Dizzying world of car technology

Lon Allan
Lon Allan

I was puttering in my garage the other day on a woodwork project. I live in a small (nine-unit) condo complex. Parked less than 40 feet away was my neighbor’s car. All of a sudden I heard it start up. I turned around to say “good morning,” but nobody was there. He came out of his house about 10 minutes later and said he just wanted to warm the car interior before he got in.

I’d seen such a thing in a TV commercial, but hadn’t paid much attention to it all. And now I’m seeing commercials for devices to close the garage door using your cellphone, turn off lights, start the coffee maker and lots more.

This is where I want to yell, “Stop the Earth, I want to get off.” I’m not ready to leave just yet, but I’m having a hard time hanging on.

Remember when you were a kid with the merry-go-round and someone would begin to spin it faster and faster? There came a point when you wanted to let go, but by then it was going too fast, so you hung on for dear life, and often walked funny when you tried to walk away when it did stop.

I’ve confessed in past columns about being the classic Luddite, those 19th century English workers who attempted to do away with laborsaving machinery by destroying it.

I’ve only purchased about four new cars in my lifetime. I generally buy used vehicles. I last bought a new car more than 30 years ago. On most of my cars I’ve been able to disable the annoying buzzer or bell when the door is open. I have finally learned to fasten my seat belt, but I generally do it while I’m driving, as an afterthought, instead of when I first get in the car.

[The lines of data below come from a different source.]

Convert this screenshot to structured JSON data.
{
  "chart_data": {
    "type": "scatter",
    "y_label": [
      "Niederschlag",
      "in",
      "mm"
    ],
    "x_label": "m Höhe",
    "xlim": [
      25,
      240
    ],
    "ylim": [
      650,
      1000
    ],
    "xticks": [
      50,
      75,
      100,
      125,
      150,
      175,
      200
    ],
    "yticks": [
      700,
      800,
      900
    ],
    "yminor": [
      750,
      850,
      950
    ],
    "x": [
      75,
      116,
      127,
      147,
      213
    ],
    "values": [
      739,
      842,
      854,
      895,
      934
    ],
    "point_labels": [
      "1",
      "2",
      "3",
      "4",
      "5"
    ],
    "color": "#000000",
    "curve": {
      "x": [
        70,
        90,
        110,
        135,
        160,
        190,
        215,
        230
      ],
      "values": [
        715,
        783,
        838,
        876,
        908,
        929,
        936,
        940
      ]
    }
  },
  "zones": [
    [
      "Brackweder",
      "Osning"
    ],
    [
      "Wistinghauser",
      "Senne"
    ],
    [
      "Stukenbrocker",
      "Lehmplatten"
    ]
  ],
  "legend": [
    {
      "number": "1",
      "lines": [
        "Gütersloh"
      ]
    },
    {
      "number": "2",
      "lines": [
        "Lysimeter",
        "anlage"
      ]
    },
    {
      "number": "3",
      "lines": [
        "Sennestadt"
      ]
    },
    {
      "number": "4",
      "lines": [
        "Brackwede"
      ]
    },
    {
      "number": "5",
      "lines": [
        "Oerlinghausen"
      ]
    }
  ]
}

The new cars I see on TV and that friends have purchased just about match up with predictions in those Popular Science magazines I read faithfully in the 1950s.

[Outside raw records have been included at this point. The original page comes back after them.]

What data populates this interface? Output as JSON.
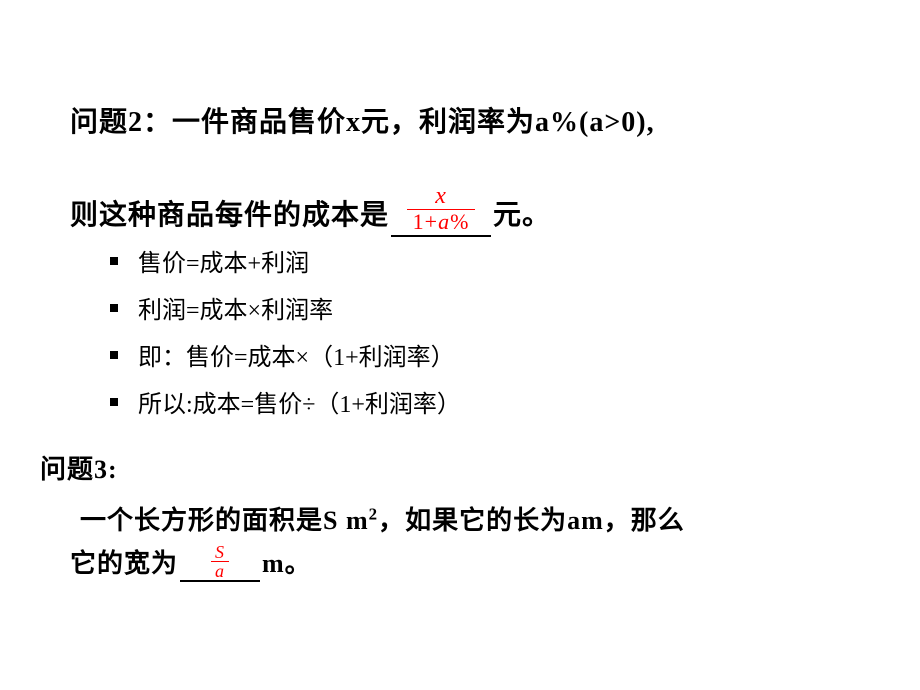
{
  "q2": {
    "line1": "问题2：一件商品售价x元，利润率为a%(a>0),",
    "line2_pre": "则这种商品每件的成本是",
    "line2_post": "元。",
    "frac": {
      "num": "x",
      "den_pre": "1",
      "den_plus": "+",
      "den_var": "a",
      "den_pct": "%"
    }
  },
  "bullets": {
    "b1": "售价=成本+利润",
    "b2": "利润=成本×利润率",
    "b3": "即：售价=成本×（1+利润率）",
    "b4": "所以:成本=售价÷（1+利润率）"
  },
  "q3": {
    "head": "问题3:",
    "line1_a": "一个长方形的面积是S m",
    "line1_b": "，如果它的长为am，那么",
    "sup": "2",
    "line2_pre": "它的宽为",
    "line2_post": "m。",
    "frac": {
      "num": "S",
      "den": "a"
    }
  },
  "colors": {
    "accent": "#ff0000",
    "text": "#000000",
    "bg": "#ffffff"
  },
  "fonts": {
    "body_pt": 26,
    "bullet_pt": 24,
    "frac_big_pt": 23,
    "frac_small_pt": 18
  }
}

I worry that the center console and dashboard on new cars is getting so filled with buttons and display screens that drivers are going to be even more distracted than they are now. In fact, half the drivers I encounter can’t even use the turn signal.

Sadly, none of this technology makes the driver better or the rest of us safer from those who aren’t careful.

Hey, wait a minute, I just got it! That’s why they’re working on cars that can drive themselves.